MOUNTAIN VIEW, Calif. – Government funding for the space sector is helping blunt the impact of a decline in private investment.

At the Satellite Innovation conference here, industry analysts, entrepreneurs and observers agreed that investors are far more cautious than they were in 2021, “a peak capital year with $12 billion in private capital coming into sector,” said Brooke Stokes, McKinsey and Co. partner.

While private investment is no longer pouring into space companies, it “hasn’t nosedived as much as some of the talk may suggest,” Stokes said Oct. 17. For now, “it’s leveled out at about $8 billion dollars.”

Shift in Government Contracting

Meanwhile, U.S. government funding for space programs is climbing.

“There’s a 20% increase in the government funding in the U.S.” said Raghavan Alevoor, Deloitte Consulting principal. “There’s the silver lining.”

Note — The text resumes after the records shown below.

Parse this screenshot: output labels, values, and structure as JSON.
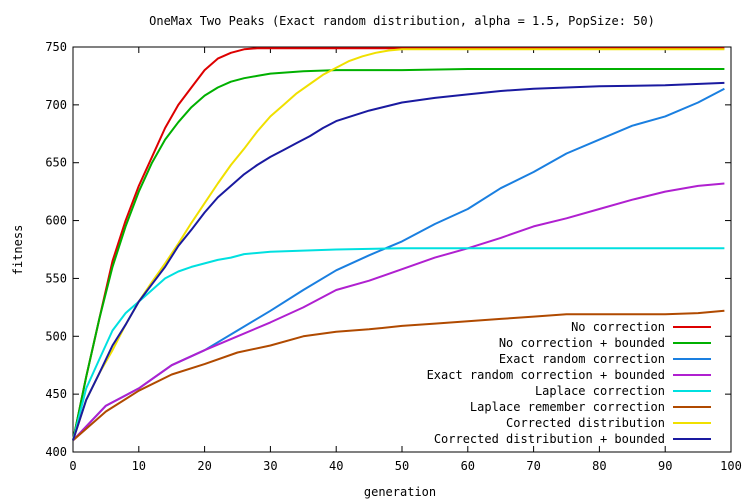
{
  "chart_data": {
    "type": "line",
    "title": "OneMax Two Peaks (Exact random distribution, alpha = 1.5, PopSize: 50)",
    "xlabel": "generation",
    "ylabel": "fitness",
    "xlim": [
      0,
      100
    ],
    "ylim": [
      400,
      750
    ],
    "xticks": [
      0,
      10,
      20,
      30,
      40,
      50,
      60,
      70,
      80,
      90,
      100
    ],
    "yticks": [
      400,
      450,
      500,
      550,
      600,
      650,
      700,
      750
    ],
    "grid": false,
    "legend_position": "bottom-right",
    "series": [
      {
        "name": "No correction",
        "color": "#dd0000",
        "x": [
          0,
          2,
          4,
          6,
          8,
          10,
          12,
          14,
          16,
          18,
          20,
          22,
          24,
          26,
          28,
          30,
          35,
          40,
          50,
          60,
          70,
          80,
          90,
          99
        ],
        "y": [
          410,
          465,
          515,
          565,
          600,
          630,
          655,
          680,
          700,
          715,
          730,
          740,
          745,
          748,
          749,
          749,
          749,
          749,
          749,
          749,
          749,
          749,
          749,
          749
        ]
      },
      {
        "name": "No correction + bounded",
        "color": "#00b000",
        "x": [
          0,
          2,
          4,
          6,
          8,
          10,
          12,
          14,
          16,
          18,
          20,
          22,
          24,
          26,
          28,
          30,
          35,
          40,
          50,
          60,
          70,
          80,
          90,
          99
        ],
        "y": [
          410,
          465,
          515,
          560,
          595,
          625,
          650,
          670,
          685,
          698,
          708,
          715,
          720,
          723,
          725,
          727,
          729,
          730,
          730,
          731,
          731,
          731,
          731,
          731
        ]
      },
      {
        "name": "Exact random correction",
        "color": "#1a7fe0",
        "x": [
          0,
          5,
          10,
          15,
          20,
          25,
          30,
          35,
          40,
          45,
          50,
          55,
          60,
          65,
          70,
          75,
          80,
          85,
          90,
          95,
          99
        ],
        "y": [
          410,
          440,
          455,
          475,
          488,
          505,
          522,
          540,
          557,
          570,
          582,
          597,
          610,
          628,
          642,
          658,
          670,
          682,
          690,
          702,
          714
        ]
      },
      {
        "name": "Exact random correction + bounded",
        "color": "#b020d0",
        "x": [
          0,
          5,
          10,
          15,
          20,
          25,
          30,
          35,
          40,
          45,
          50,
          55,
          60,
          65,
          70,
          75,
          80,
          85,
          90,
          95,
          99
        ],
        "y": [
          410,
          440,
          455,
          475,
          488,
          500,
          512,
          525,
          540,
          548,
          558,
          568,
          576,
          585,
          595,
          602,
          610,
          618,
          625,
          630,
          632
        ]
      },
      {
        "name": "Laplace correction",
        "color": "#00e0e0",
        "x": [
          0,
          2,
          4,
          6,
          8,
          10,
          12,
          14,
          16,
          18,
          20,
          22,
          24,
          26,
          30,
          40,
          50,
          60,
          70,
          80,
          90,
          99
        ],
        "y": [
          410,
          455,
          480,
          505,
          520,
          530,
          540,
          550,
          556,
          560,
          563,
          566,
          568,
          571,
          573,
          575,
          576,
          576,
          576,
          576,
          576,
          576
        ]
      },
      {
        "name": "Laplace remember correction",
        "color": "#b04a00",
        "x": [
          0,
          5,
          10,
          15,
          20,
          25,
          30,
          35,
          40,
          45,
          50,
          55,
          60,
          65,
          70,
          75,
          80,
          85,
          90,
          95,
          99
        ],
        "y": [
          410,
          435,
          453,
          467,
          476,
          486,
          492,
          500,
          504,
          506,
          509,
          511,
          513,
          515,
          517,
          519,
          519,
          519,
          519,
          520,
          522
        ]
      },
      {
        "name": "Corrected distribution",
        "color": "#f0e000",
        "x": [
          0,
          2,
          4,
          6,
          8,
          10,
          12,
          14,
          16,
          18,
          20,
          22,
          24,
          26,
          28,
          30,
          32,
          34,
          36,
          38,
          40,
          42,
          44,
          46,
          48,
          50,
          55,
          60,
          70,
          80,
          90,
          99
        ],
        "y": [
          410,
          445,
          468,
          488,
          510,
          530,
          547,
          563,
          580,
          598,
          615,
          632,
          648,
          662,
          677,
          690,
          700,
          710,
          718,
          726,
          732,
          738,
          742,
          745,
          747,
          748,
          748,
          748,
          748,
          748,
          748,
          748
        ]
      },
      {
        "name": "Corrected distribution + bounded",
        "color": "#1a1aa0",
        "x": [
          0,
          2,
          4,
          6,
          8,
          10,
          12,
          14,
          16,
          18,
          20,
          22,
          24,
          26,
          28,
          30,
          32,
          34,
          36,
          38,
          40,
          45,
          50,
          55,
          60,
          65,
          70,
          80,
          90,
          99
        ],
        "y": [
          410,
          445,
          468,
          492,
          510,
          530,
          545,
          560,
          578,
          592,
          607,
          620,
          630,
          640,
          648,
          655,
          661,
          667,
          673,
          680,
          686,
          695,
          702,
          706,
          709,
          712,
          714,
          716,
          717,
          719
        ]
      }
    ]
  }
}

The U.S. government’s approach to buying space-related products and services also is changing.

“A decade ago, 75 percent of all space U.S. government spending was via traditional contracts,” following federal acquisition regulations, Stokes said. “That has now shifted to only 60%.”

Rather than demanding companies comply with voluminous regulations, government agencies have increased their use of other transaction authority agreements and “other more commercial acquisition models,” Stokes said.

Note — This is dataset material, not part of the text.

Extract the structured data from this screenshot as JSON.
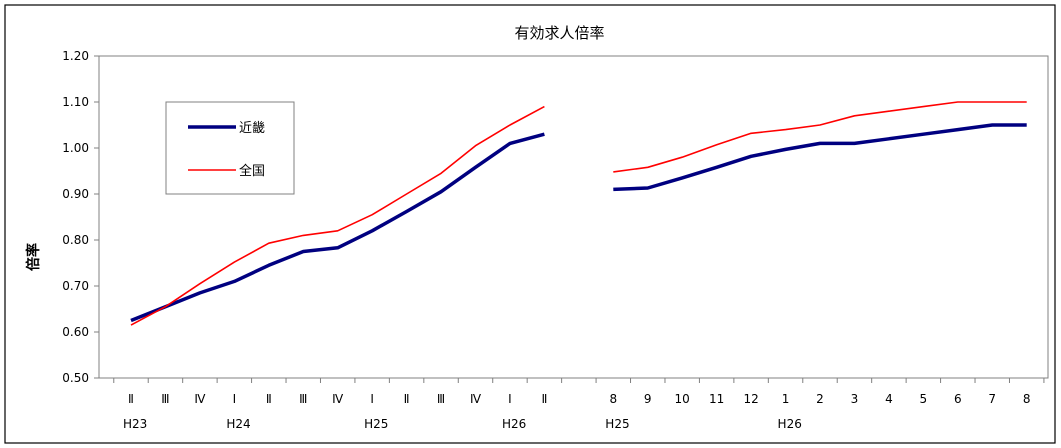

Alevoor sees another silver lining related to the private investment climate. For companies that still have access to capital, “this is an opportunistic time for them to look for acquisitions,” he said.

Potential Hurdles

The panel discussed potential impediments to space sector growth including high interest rates.

“We do see some softness in the market because people think interest rates are going to remain higher or rise,” said Don Claussen, ST Engineering iDirect CEO. “Customers outside the United States are also concerned that a strong dollar will reduce their buying power.”

Claussen also thinks rising geopolitical tensions will create supply chain disruptions.

“If we look at who’s innovating and where they’re innovating, some of our partners are in regions of the world under intense conflict right now,” Claussen said. “It’s going to slow that innovation in those smaller companies and that is going to limit some of our access to that next technology.”